Why aren’t our children more active?
We’re asking the wrong question; it’s like asking “Why aren’t our kids reading more books?” when they can’t read. Canadian children are less physically active because they are less physically literate than previous generations.
Physical literacy doesn’t refer to specific sports skills, rather it is general physical competence and confidence. Think agility, balance, coordination, strength, flexibility, and speed (fundamental movement skills), coupled with a desire to be active.
Just like linguistic literacy, physical literacy is best developed from six months to six years of age when the mind and body are building foundations.
A physically literate child has the necessary motor skills and confidence to play any sport they choose recreationally, and a far greater chance of finding one where they excel.
If a child is not physically literate, they are tied to the few sports they acquired sport-specific skills from when young. If they lose interest, or if this sport doesn’t suit their physical strengths, they often lack the versatility to adopt a new sport.

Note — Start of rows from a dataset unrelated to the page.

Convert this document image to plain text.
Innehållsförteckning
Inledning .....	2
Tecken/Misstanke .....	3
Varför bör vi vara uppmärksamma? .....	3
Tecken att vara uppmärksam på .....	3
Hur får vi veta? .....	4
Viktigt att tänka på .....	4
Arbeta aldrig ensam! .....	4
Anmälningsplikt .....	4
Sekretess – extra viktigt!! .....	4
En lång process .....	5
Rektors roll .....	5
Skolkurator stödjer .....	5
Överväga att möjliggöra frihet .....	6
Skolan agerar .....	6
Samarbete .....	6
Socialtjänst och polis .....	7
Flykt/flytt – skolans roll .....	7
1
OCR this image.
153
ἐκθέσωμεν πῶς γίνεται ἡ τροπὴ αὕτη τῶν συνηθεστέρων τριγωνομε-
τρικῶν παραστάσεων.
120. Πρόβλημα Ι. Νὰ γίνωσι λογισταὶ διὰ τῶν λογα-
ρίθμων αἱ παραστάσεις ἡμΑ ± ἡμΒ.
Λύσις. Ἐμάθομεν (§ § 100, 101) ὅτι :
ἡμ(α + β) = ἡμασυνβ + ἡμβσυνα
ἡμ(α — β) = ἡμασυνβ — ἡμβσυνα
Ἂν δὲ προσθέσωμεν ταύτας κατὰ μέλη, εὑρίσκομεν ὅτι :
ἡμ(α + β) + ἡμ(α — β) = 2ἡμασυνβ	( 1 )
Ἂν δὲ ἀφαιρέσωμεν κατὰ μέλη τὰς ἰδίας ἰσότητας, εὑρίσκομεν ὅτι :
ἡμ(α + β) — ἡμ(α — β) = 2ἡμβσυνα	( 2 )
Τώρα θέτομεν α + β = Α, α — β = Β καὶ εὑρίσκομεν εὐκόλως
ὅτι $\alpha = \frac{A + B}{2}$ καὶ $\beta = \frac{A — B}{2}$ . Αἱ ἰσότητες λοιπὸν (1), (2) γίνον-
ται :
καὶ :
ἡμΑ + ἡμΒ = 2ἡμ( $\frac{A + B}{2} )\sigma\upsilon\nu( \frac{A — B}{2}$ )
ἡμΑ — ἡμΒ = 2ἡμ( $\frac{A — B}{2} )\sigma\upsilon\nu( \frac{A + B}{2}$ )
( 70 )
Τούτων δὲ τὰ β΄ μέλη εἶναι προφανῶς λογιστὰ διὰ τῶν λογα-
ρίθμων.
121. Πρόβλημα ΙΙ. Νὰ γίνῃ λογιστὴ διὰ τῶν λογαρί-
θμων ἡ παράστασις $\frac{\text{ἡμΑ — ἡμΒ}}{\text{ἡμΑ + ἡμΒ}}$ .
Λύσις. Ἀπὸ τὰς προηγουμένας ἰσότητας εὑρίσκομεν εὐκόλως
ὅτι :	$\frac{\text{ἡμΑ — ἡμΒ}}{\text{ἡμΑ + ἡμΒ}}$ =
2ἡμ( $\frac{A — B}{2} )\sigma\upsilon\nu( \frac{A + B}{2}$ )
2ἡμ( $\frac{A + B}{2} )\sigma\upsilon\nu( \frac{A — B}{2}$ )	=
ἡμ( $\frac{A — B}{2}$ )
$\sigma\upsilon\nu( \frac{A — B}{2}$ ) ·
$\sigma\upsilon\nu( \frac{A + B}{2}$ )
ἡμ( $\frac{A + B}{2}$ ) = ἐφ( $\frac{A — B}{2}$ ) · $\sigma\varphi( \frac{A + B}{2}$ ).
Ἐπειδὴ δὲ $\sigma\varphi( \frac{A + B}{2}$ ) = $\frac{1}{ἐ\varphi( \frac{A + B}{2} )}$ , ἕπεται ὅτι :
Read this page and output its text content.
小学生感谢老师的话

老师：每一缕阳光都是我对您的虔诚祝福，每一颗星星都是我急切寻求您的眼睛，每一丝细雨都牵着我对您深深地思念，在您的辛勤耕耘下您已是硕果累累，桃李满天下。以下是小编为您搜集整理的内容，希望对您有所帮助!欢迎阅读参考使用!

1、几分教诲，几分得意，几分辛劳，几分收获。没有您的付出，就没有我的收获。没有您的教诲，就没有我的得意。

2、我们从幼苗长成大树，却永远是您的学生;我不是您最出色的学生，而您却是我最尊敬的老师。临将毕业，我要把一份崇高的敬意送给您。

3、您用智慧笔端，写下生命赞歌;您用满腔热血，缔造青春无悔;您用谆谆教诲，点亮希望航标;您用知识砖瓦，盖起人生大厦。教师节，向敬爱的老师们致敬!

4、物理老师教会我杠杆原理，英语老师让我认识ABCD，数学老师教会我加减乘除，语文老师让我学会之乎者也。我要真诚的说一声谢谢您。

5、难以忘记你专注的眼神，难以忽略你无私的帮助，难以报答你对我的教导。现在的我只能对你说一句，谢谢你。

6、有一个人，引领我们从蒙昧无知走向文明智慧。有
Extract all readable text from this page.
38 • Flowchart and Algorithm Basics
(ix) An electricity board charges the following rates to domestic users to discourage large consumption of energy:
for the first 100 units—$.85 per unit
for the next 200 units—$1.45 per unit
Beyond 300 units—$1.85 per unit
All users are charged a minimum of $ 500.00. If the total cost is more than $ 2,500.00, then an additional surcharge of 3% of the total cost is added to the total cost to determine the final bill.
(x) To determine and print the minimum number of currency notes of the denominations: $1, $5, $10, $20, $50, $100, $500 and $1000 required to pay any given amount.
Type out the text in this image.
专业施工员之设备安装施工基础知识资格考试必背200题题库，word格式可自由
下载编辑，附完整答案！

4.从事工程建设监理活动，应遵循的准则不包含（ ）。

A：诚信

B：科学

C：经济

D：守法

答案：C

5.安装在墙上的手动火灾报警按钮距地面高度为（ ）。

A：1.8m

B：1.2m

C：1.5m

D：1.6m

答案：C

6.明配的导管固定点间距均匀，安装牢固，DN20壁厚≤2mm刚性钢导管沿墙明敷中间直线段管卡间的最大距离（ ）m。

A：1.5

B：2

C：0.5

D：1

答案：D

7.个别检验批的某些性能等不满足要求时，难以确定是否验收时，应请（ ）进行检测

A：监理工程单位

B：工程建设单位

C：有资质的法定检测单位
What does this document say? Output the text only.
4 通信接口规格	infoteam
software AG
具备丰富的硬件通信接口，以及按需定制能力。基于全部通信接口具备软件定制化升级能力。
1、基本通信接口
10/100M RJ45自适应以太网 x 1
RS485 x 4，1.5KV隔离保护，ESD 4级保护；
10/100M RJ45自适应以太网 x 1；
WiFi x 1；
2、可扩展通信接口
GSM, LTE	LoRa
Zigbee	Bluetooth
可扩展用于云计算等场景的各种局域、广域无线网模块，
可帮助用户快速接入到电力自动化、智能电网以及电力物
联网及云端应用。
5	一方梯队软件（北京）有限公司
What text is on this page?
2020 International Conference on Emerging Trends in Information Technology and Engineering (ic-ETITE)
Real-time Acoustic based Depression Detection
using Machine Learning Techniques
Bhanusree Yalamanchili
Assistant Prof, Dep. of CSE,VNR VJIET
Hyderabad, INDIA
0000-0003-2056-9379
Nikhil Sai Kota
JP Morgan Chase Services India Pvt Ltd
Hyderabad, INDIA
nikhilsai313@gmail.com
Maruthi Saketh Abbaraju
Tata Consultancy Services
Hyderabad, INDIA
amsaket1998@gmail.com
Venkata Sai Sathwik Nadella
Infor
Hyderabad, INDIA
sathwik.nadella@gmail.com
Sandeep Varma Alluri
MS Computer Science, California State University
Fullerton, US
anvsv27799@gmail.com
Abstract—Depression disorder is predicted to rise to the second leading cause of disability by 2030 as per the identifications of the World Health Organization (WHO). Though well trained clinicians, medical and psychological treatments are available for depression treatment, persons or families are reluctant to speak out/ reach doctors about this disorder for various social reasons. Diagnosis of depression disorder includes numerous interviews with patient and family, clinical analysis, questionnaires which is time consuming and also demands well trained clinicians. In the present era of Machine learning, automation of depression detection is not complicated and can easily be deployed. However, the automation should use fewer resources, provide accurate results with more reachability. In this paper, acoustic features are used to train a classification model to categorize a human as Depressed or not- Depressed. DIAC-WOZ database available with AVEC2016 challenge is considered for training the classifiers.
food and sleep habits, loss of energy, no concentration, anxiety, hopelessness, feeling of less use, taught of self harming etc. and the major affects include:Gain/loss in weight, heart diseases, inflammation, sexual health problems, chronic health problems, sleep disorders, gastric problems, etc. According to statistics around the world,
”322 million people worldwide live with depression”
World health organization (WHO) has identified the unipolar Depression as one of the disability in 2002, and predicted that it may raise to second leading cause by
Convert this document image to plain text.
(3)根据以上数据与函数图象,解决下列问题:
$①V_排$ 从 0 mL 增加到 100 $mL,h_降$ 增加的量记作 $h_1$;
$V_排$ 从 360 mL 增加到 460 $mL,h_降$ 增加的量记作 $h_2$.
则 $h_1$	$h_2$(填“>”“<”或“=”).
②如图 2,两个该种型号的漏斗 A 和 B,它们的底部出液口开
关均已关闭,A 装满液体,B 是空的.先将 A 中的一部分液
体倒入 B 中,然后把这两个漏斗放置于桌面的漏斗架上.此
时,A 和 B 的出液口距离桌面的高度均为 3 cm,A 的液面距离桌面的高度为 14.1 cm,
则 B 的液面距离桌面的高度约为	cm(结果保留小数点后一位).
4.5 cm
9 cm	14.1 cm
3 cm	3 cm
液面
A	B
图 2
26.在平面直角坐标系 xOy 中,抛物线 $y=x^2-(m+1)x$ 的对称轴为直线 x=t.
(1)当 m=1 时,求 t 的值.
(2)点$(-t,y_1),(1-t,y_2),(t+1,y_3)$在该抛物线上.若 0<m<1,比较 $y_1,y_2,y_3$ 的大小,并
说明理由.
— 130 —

The best route to physical literacy? According to Canada’s Long-Term Athlete Development Plan, under sixes should spend most of their time at unstructured active (often outdoor) play. Varied movements and the capacity to hold children’s interest make active play the foundation of physical literacy. Go to the park, ride your bike, run in the sprinkler or play hide-and-seek outside. This play can be supplemented with well-structured programs that develop all fundamental movement skills (gymnastics and swimming are two good examples).
Help your child become physically literate by providing them with opportunities to acquire fundamental movement skills, solidify them through repetition and combine them through active play. Most importantly, make sure they are having fun.
Only when our children are given these tools, along with the knowledge that active play is fun, will we raise them to be active for life.